March 21 (Bloomberg) -- The Spanish government has failed to properly reform public spending and should deliver further cuts to tackle one of the highest budget deficits in the European Union, Spain’s main business lobby CEOE said.
“It’s a question of management, public spending has to be put on a diet,” Chairman Juan Rosell Lastortras said in an interview in his office in Madrid on March 19. “The state should fund only what it can afford to and as long as investments are profitable.”
Nearly two years after securing a bailout, Prime Minister Mariano Rajoy hasn’t manage to curb overspending in the region’s fourth-largest economy. While Spain’s borrowing costs have dropped to pre-crisis levels and the budget deficit is narrowing, the European Commission has warned it could widen again next year without further action.

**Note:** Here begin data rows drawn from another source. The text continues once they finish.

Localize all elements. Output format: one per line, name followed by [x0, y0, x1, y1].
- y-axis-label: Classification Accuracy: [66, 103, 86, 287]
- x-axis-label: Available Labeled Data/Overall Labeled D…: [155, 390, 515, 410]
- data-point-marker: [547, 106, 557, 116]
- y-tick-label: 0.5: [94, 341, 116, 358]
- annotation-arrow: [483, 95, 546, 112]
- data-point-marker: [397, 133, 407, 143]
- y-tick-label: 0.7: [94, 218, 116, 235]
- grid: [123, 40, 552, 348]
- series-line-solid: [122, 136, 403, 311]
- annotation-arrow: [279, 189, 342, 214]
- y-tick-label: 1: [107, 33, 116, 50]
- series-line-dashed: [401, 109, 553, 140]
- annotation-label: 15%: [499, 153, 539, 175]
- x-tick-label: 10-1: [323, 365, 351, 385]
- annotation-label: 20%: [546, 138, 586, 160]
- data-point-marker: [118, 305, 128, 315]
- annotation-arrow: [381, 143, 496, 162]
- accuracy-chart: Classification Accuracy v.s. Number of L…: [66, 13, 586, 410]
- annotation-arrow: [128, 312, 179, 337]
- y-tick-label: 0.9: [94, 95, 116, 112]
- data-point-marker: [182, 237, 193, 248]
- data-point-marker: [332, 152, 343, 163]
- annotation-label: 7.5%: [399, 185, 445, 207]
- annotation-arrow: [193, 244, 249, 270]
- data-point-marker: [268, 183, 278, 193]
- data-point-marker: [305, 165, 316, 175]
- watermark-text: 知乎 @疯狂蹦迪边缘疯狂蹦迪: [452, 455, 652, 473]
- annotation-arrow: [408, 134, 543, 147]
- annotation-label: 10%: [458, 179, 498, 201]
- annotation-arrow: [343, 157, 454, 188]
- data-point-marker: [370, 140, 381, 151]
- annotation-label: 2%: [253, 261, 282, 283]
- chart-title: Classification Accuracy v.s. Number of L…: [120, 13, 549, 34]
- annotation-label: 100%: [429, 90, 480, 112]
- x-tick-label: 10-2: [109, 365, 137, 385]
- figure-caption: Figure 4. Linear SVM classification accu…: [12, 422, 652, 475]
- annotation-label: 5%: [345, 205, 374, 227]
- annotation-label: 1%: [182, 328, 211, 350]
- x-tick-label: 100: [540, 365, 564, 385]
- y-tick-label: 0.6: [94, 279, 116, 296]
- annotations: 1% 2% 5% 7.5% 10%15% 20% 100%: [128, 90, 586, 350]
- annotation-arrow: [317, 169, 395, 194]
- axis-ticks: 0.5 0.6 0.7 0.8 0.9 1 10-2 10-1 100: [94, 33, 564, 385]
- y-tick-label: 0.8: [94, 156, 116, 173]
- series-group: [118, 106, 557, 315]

“There hasn’t been a real restructuring,” Rosell said, referring to the multiple levels of government sharing power throughout the Iberian nation. Likewise, spending in education and health care could be reduced and the government has scope to trim wages and headcount in the public sector, he said.
The European Commission said last month that unless Spain agrees to more budget cuts, its deficit will reach 6.5 percent of gross domestic product in 2015, above its target of 4.2 percent, even as growth accelerates. The deficit may narrow to 5.8 percent this year from 7.2 percent in 2013, according to the commission.